# Got one finished



## Bobby (May 21, 2004)

Cocobola Polaris (rollerball or Gel not sure can't remember) click pen. After the 3rd try. Got a duck call on the lathe now.


----------



## Tortuga (May 21, 2004)

Good lookin' pen, Bobby... Man, we're gonna be drowning in Cocobolo, thanks to DD.. 

I feel your pain on putting together those clickers...Did some a few months back for DIL and think I skrewed up the first 2 or 3 too... So simple when ya finally get it figured out but a booger out of the box...I've never seen a Polaris 'clicker'...Sumthin' new ???

Ya got my imagination running rampant with that "duck on the lathe" comment.


I've just blown the last 3 hours trying to turn an all axis antler El Grande biggie. I surrender..blew out 3 blanks of antler.. Guess those huge tubes are more than the antler would take...they REALLY heated up while turning and sanding..Back to what I know how to do now...but just can't help trying something new now and then ... Oh, well...


----------



## Bobby (May 21, 2004)

Tortuga said:


> Good lookin' pen, Bobby... Man, we're gonna be drowning in Cocobolo, thanks to DD..
> 
> I feel your pain on putting together those clickers...Did some a few months back for DIL and think I skrewed up the first 2 or 3 too... So simple when ya finally get it figured out but a booger out of the box...I've never seen a Polaris 'clicker'...Sumthin' new ???
> 
> ...


Wet sand and slow down, then they don't heat up so much.


----------



## WillieP (Jul 2, 2004)

That is some very nice work. :cheers:


----------



## Tortuga (May 21, 2004)

Bobby said:


> Wet sand and slow down, then they don't heat up so much.

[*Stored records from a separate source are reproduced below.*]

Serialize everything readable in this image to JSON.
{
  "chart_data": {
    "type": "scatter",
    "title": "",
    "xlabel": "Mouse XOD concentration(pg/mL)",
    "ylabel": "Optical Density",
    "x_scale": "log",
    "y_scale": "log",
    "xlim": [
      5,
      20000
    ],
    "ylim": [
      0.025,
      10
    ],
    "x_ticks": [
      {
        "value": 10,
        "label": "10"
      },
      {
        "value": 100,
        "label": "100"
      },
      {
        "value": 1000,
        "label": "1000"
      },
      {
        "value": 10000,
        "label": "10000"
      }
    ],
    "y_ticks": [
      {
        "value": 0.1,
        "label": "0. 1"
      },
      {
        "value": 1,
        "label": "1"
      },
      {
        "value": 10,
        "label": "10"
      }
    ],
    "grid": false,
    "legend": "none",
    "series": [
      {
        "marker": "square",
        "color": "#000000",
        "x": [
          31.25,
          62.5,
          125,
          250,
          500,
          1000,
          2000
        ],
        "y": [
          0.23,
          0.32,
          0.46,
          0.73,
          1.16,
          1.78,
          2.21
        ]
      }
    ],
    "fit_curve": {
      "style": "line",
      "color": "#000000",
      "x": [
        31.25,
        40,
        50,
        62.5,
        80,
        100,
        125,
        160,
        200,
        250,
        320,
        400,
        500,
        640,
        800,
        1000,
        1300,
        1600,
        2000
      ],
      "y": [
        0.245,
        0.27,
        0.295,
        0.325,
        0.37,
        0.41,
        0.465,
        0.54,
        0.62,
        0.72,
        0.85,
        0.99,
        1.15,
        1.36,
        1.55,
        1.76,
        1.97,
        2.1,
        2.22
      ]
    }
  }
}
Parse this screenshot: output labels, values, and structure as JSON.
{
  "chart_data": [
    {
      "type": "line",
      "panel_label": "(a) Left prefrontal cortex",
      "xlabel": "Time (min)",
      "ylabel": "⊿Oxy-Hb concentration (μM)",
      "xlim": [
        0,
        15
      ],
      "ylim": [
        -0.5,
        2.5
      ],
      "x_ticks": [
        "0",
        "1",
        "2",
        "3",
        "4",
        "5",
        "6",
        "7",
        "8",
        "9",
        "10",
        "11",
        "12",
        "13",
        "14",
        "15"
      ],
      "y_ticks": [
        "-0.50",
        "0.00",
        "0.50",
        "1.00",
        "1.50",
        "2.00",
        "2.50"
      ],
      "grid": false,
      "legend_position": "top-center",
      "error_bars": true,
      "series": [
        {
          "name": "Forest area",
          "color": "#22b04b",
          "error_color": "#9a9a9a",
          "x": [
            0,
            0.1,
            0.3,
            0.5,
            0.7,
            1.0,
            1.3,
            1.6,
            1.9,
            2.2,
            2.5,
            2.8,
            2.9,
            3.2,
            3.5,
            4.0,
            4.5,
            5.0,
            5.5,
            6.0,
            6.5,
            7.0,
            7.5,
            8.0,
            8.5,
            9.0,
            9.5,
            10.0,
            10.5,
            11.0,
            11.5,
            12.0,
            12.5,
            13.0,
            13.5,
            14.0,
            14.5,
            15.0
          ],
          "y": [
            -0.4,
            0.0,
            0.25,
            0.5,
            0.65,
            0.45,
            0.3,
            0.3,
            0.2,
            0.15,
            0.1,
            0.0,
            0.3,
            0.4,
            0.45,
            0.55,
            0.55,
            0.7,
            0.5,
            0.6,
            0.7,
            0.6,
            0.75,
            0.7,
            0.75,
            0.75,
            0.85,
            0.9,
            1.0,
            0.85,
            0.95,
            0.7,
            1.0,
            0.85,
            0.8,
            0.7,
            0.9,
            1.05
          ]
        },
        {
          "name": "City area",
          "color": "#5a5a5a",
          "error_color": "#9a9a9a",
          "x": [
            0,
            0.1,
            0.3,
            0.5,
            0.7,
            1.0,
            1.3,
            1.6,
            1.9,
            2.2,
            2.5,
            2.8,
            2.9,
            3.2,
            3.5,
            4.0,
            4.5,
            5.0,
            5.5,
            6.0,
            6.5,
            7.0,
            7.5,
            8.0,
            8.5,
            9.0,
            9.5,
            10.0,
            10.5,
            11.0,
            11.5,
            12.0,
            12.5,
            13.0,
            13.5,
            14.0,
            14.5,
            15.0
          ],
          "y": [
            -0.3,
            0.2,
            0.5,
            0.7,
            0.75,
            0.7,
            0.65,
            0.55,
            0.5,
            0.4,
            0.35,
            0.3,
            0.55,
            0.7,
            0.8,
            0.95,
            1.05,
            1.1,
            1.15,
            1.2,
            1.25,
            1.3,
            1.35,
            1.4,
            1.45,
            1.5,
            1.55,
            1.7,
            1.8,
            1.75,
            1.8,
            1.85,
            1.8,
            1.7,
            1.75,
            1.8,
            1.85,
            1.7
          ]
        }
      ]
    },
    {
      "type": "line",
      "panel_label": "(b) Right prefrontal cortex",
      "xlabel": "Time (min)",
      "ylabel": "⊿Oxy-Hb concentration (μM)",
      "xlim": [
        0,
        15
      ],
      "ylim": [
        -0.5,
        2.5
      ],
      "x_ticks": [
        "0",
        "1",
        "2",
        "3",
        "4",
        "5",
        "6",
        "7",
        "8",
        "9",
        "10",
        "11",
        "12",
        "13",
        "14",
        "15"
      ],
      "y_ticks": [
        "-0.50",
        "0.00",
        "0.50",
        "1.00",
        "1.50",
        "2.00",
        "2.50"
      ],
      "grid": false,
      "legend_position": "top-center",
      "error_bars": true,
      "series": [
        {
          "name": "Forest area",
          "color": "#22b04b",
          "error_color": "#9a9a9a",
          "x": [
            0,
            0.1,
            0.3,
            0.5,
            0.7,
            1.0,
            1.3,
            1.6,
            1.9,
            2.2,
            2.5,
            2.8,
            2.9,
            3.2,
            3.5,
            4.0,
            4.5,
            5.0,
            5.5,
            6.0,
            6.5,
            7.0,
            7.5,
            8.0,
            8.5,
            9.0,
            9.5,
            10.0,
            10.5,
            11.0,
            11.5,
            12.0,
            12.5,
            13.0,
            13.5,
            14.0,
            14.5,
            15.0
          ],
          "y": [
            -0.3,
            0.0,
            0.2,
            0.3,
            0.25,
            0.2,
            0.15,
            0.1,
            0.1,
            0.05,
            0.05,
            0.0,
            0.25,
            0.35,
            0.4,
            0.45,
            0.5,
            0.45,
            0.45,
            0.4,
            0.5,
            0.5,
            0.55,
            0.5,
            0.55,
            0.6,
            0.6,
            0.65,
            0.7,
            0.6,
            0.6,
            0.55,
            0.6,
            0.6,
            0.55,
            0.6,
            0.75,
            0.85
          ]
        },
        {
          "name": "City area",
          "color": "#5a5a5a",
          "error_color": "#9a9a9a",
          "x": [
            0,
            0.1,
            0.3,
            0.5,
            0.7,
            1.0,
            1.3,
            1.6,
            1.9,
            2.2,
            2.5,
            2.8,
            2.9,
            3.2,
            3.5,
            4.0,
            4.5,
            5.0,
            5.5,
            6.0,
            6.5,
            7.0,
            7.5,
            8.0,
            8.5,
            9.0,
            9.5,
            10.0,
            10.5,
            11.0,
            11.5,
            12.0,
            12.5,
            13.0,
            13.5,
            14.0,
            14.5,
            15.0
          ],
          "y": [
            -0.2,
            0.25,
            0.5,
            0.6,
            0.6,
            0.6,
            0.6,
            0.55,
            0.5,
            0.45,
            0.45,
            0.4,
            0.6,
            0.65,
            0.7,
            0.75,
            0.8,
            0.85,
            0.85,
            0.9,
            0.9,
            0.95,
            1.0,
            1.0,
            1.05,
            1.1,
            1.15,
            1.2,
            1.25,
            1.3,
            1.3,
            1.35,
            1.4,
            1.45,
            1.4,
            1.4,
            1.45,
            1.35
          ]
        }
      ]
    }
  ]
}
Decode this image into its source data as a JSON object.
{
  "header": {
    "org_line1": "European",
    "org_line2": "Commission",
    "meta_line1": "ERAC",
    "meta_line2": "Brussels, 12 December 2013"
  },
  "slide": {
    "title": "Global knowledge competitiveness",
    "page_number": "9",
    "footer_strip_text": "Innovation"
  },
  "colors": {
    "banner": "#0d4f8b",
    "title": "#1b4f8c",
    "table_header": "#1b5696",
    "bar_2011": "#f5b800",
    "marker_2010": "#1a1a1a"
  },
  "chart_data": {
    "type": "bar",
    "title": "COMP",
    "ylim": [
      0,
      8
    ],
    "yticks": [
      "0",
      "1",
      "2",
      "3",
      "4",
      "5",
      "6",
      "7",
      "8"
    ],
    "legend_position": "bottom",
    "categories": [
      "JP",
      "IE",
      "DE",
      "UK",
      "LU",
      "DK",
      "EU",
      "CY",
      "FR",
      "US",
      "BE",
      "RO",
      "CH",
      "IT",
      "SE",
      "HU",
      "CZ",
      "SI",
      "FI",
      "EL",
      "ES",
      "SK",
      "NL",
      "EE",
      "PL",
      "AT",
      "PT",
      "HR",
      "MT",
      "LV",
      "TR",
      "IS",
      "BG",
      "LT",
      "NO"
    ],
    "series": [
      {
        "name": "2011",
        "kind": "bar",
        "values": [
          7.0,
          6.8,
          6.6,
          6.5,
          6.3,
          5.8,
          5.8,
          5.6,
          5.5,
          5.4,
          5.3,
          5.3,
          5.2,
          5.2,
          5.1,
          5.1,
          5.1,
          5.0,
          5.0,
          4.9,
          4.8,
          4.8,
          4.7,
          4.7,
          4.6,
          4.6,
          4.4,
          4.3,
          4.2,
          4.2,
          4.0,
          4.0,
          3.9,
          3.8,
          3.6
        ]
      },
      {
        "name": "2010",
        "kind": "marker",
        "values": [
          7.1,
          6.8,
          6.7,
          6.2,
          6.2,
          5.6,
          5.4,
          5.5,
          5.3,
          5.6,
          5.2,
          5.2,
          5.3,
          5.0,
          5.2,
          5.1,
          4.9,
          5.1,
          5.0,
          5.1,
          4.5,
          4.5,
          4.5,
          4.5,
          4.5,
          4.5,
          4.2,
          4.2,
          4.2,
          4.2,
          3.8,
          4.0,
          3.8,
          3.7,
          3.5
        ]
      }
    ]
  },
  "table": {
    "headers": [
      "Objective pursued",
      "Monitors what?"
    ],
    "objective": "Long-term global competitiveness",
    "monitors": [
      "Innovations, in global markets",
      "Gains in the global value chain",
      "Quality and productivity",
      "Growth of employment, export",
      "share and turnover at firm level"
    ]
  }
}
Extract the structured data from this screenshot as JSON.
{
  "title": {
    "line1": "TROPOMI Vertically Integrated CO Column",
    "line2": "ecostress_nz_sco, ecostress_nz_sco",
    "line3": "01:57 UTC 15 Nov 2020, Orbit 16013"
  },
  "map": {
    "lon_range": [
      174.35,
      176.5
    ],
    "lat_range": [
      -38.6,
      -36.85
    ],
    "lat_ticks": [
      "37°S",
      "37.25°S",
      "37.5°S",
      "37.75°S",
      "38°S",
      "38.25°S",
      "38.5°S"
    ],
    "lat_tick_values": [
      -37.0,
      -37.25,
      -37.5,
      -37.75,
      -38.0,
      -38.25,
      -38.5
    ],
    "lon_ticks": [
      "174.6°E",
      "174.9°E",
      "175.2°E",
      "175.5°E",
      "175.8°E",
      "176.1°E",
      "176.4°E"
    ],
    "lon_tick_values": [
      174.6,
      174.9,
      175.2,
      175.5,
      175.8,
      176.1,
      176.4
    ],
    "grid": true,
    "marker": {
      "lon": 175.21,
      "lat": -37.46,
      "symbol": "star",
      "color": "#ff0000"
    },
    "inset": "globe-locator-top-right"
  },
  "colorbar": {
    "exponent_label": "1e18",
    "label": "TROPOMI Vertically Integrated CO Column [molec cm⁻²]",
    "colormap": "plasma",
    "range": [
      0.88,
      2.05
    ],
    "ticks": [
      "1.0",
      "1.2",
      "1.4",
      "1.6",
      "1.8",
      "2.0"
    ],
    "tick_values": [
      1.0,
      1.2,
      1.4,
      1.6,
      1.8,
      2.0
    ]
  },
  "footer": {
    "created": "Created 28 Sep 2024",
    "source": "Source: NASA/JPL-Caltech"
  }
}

Thanx for tip..been dry sanding to 600 and wet sanding to 12,000..BUT at 2500 rpm.. I'll back her down a little...


----------



## EndTuition (May 24, 2004)

Bobby said:


> Got a duck on the lathe now.


WOW, what kind of mandrel do you use for that !


----------



## Bobby (May 21, 2004)

This is what happens when you sand a duck or in this case a chicken too fast.:rotfl:


----------



## trodery (Sep 13, 2006)

Nice clicker Bobby!


----------



## Bobby (May 21, 2004)

I just wrote a note for my wife with it. My personal pen has just changed. Man this thing writes smooooooooooooooooooooooooooooth.


----------



## bill (May 21, 2004)

nice clucker

pens nice also lol


----------



## deerdude2000 (Feb 17, 2006)

*Bobby*

Nice pen Bobby that piece of wood did'nt have a lot of grain thou did it,Man it sure is hot down here in Concan i'm going to have to set up a shop here i miss my lathe !!!!!!!


----------